Posted: April 10, 2011 at 3:50 pm

In 2011, the world will emit more than 35 billion tons of carbon dioxide. Every day of the year, almost a hundred million tons will be released into the atmosphere. Every second more than a thousand tons – two million pounds – of carbon dioxide is emitted from power plants, cars, trucks, ships, planes, factories, and farms around the world. The average citizen of the world will account for the release of four and a half tons – 9,000 pounds – of CO 2 this year. The average American will be responsible for four times as much, almost 18 tons, or 36,000 pounds of carbon dioxide this year, roughly a hundred pounds of carbon dioxide emissions for every day of the year.

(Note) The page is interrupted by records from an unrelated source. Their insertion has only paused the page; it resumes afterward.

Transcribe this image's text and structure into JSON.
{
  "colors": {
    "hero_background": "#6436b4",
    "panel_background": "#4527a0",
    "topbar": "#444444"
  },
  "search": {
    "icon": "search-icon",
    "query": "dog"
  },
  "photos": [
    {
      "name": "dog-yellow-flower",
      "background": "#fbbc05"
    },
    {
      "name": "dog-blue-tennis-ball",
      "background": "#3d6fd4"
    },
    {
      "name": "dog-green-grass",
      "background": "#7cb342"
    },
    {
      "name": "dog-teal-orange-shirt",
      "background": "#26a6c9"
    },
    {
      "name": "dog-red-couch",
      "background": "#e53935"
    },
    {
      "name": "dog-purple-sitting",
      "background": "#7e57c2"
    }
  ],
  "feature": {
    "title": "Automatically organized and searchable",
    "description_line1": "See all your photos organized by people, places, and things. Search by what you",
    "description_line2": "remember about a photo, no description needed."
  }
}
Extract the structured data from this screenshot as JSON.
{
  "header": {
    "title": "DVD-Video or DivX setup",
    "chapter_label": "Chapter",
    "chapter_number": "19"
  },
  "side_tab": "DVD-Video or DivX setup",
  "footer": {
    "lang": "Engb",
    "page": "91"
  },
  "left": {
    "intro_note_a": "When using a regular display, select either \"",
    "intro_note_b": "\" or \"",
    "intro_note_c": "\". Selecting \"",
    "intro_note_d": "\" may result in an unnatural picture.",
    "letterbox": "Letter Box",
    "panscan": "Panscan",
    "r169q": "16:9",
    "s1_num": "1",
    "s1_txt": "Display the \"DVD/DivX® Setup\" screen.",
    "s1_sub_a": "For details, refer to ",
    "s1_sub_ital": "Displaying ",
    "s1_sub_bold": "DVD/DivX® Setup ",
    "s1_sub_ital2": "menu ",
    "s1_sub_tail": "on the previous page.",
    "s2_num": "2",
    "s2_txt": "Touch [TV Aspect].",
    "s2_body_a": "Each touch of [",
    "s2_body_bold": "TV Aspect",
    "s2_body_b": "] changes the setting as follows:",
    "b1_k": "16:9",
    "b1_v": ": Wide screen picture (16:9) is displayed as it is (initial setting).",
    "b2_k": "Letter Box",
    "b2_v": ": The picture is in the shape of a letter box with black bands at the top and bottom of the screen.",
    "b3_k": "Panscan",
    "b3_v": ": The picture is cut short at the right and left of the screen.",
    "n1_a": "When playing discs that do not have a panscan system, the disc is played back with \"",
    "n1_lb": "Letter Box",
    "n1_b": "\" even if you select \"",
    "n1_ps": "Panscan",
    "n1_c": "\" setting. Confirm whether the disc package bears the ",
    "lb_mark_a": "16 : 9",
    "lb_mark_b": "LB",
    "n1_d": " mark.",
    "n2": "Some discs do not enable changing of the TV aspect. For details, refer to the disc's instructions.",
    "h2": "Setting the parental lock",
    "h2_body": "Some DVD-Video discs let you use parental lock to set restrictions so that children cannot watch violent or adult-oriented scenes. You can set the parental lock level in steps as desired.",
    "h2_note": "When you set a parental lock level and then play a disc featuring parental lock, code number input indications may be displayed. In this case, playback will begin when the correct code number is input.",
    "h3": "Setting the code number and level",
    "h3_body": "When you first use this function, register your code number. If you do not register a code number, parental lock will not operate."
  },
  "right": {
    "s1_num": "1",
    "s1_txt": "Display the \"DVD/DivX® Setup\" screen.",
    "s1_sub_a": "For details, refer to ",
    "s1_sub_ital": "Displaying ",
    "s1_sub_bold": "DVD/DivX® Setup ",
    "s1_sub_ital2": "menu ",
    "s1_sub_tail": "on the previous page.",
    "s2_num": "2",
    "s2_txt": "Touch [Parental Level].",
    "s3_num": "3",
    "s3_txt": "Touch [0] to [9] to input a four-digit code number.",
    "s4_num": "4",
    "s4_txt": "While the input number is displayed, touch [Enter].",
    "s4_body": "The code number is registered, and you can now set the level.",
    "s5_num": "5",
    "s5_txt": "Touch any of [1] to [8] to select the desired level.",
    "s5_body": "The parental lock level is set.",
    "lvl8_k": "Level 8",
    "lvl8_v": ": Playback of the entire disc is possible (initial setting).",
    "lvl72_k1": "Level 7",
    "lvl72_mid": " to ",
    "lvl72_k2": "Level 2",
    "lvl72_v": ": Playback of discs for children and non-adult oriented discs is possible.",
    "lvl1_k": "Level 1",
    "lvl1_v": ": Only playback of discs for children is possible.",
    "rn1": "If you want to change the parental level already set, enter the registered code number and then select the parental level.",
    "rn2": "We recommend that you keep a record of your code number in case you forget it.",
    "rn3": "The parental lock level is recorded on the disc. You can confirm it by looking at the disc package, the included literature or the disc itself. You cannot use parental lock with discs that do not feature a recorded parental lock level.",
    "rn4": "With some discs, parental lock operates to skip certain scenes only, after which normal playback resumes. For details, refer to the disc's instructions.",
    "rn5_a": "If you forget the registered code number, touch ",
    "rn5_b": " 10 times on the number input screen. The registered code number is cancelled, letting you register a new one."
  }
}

While humans emit far less carbon dioxide than nature, the amount we emit exceeds the capacity of plants and oceans to absorb on top of the amount they’re already absorbing from natural sources. As a result, most of the carbon dioxide we emit remains in the atmosphere. Year over year, the atmospheric concentration of CO 2 creeps up. It will rise only half a percent in 2011, a seemingly tiny change. Yet tiny changes add up. Over the 50 years since 1960, the amount of carbon dioxide in the atmosphere has risen nearly 25%. Since the start of the industrial revolution it has risen by 45%, putting it at a level not seen in millions of years.